Answer
The absolute maximum is $f(1) = \sqrt{3}$
The absolute minimum is $f(-\frac{1}{2}) = \frac{\sqrt{3}}{2}$
There is no local maximum.
$f(-\frac{1}{2}) = \frac{\sqrt{3}}{2}$ is a local minimum.
Work Step by Step
$f(x) = \sqrt{x^2+x+1}$
Note that this function is continuous on the interval $[-2,1]$ and differentiable on the interval $(-2,1)$.

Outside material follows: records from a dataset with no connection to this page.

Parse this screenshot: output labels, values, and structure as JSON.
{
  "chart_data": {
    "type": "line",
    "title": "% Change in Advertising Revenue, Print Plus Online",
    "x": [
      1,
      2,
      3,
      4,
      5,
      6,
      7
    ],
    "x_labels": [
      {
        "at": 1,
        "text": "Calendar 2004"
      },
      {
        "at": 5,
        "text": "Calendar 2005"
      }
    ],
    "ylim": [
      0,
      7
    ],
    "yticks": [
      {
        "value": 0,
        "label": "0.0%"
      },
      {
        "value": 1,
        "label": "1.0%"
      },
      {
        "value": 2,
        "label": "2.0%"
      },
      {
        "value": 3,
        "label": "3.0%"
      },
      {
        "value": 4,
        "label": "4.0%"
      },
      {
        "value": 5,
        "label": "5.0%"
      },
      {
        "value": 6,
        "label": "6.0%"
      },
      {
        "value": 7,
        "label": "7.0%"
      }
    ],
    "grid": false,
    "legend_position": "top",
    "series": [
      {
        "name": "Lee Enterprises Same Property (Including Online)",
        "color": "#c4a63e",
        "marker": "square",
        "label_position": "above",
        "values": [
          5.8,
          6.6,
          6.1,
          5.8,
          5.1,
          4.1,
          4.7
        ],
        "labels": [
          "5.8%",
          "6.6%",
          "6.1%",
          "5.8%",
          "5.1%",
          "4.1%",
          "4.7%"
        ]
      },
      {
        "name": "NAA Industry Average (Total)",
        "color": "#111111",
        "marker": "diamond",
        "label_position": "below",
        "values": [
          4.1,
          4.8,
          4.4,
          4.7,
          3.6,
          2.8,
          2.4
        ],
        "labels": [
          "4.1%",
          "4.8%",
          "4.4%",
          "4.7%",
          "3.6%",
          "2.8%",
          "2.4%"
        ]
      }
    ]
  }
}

We can find the points where $f'(x) = 0$:
$f'(x) = \frac{2x+1}{2\sqrt{x^2+x+1}}=0$
$2x+1 = 0$
$x = -\frac{1}{2}$
We can verify the value of the function when $f'(x) = 0$ and at the endpoints of the interval $[-2,1]$:
$f(-2) = \sqrt{(-2)^2+(-2)+1} = \sqrt{3}$
$f(-\frac{1}{2}) = \sqrt{(-\frac{1}{2})^2+(-\frac{1}{2})+1} = \frac{\sqrt{3}}{2}$
$f(1) = \sqrt{(1)^2+(1)+1} = \sqrt{3}$
The absolute maximum is $f(1) = \sqrt{3}$
The absolute minimum is $f(-\frac{1}{2}) = \frac{\sqrt{3}}{2}$
There is no local maximum.
$f(-\frac{1}{2}) = \frac{\sqrt{3}}{2}$ is a local minimum.